La FAO, l’agence de l’ONU pour l’Alimentation et l’Agriculture, nuance les bienfaits supposés des biocarburants sur l’environnement et s’en prend aux politiques de soutien à cette nouvelle forme d’énergie, dans un rapport publié le 7 octobre 2008 à Rome.
La production de biocarburants, qui a triplé entre 2000 et 2007 et représente 2% de la consommation mondiale de combustibles pour le transport, a été « l’un des facteurs de la hausse des prix agricoles et de la crise alimentaire mondiale », a souligné le directeur général de la FAO, Jacques Diouf, lors d’une conférence de presse, ajoutant : « Outre les conséquences négatives des biocarburants sur la sécurité alimentaire de la planète, nous avons des doutes concernant leur impact sur la réduction des gaz à effet de serre, ainsi que des inquiétudes sur leurs conséquences sur l’environnement ».
Dans ce rapport, la FAO souligne que « l’utilisation et la production croissante de biocarburants ne contribueront pas forcément à réduire les émissions de gaz à effet de serre autant qu’espéré ». « Si certains agrocarburants, comme ceux tirés du sucre, peuvent engendrer des émissions de gaz à effet de serre bien inférieures, ce n’est pas le cas de nombreux autres », poursuit la FAO, citant notamment les cas du mais et du colza, respectivement exploités aux Etats-Unis et en Europe.

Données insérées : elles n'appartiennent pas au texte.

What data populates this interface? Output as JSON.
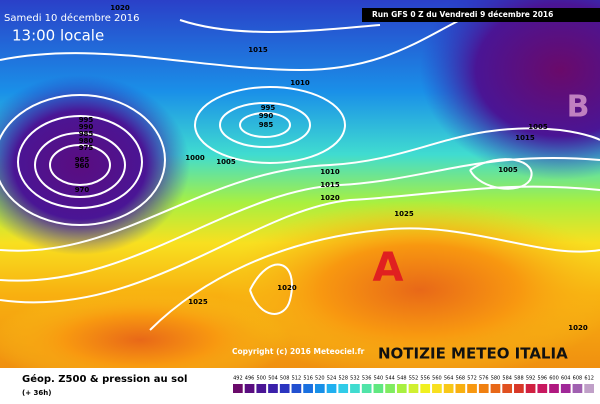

La FAO tire aussi la sonnette d’alarme à propos de la réaffectation des terres agricoles aux biocarburants : « Les modifications de l’affectation des terres et la déforestation, représentent une grave menace pour la qualité des sols, la biodiversité, et les émissions de gaz à effet de serre », a souligné Jacques Diouf.
Le rapport note que « l’impact des biocarburants sur les émissions de gaz à effet de serre, les sols, l’eau et la biodiversité » change « sensiblement selon les pays, les biocarburants eux-mêmes, les matières premières et les méthodes de production ».
La FAO plaide donc pour « des approches harmonisées de l’analyse du cycle de vie, des bilans des gaz à effet de serre et des critères de durabilité ».
Concernant les mesures de soutien à la production de biocarburants (subventions, barrières douanières, avantages fiscaux,…) le rapport avertit qu’il « devient nécessaire de repenser » ces réglementations. « Les politiques en vigueur tendent à favoriser les producteurs de certains pays développés par rapport à ceux de la plupart des pays en développement », dénonce l’organisation.
La FAO juge que « ces politiques ont été coûteuses et ont eu tendance à introduire de nouvelles distorsions » sur les marchés. Or, dans de nombreux pays, « la production de biocarburants n’est pas économiquement viable sans subventions », affirme la FAO, soulignant que « la principale exception concerne la production d’éthanol au Brésil », second producteur de biocarburant après les États-Unis et premier exportateur mondial.
La FAO reconnaît cependant que les biocarburants présentent des « opportunités » pour les pays producteurs pauvres. Mais l’organisation souligne qu’elles seraient favorisées « par la suppression des subventions agricoles et des barrières commerciales ».
En conclusion, l’organisation se prononce pour que les investissements privilégient la recherche sur les biocarburants de deuxième génération, « mieux à même de réduire les émissions de gaz à effet de serre » car ils ne sont pas produits à partir de matières premières alimentaires, mais de paille ou de bois.
Source : un article publié le 9 octobre 2008 sur le site du Comité pour l’Annulation de la Dette du Tiers Monde (CADTM).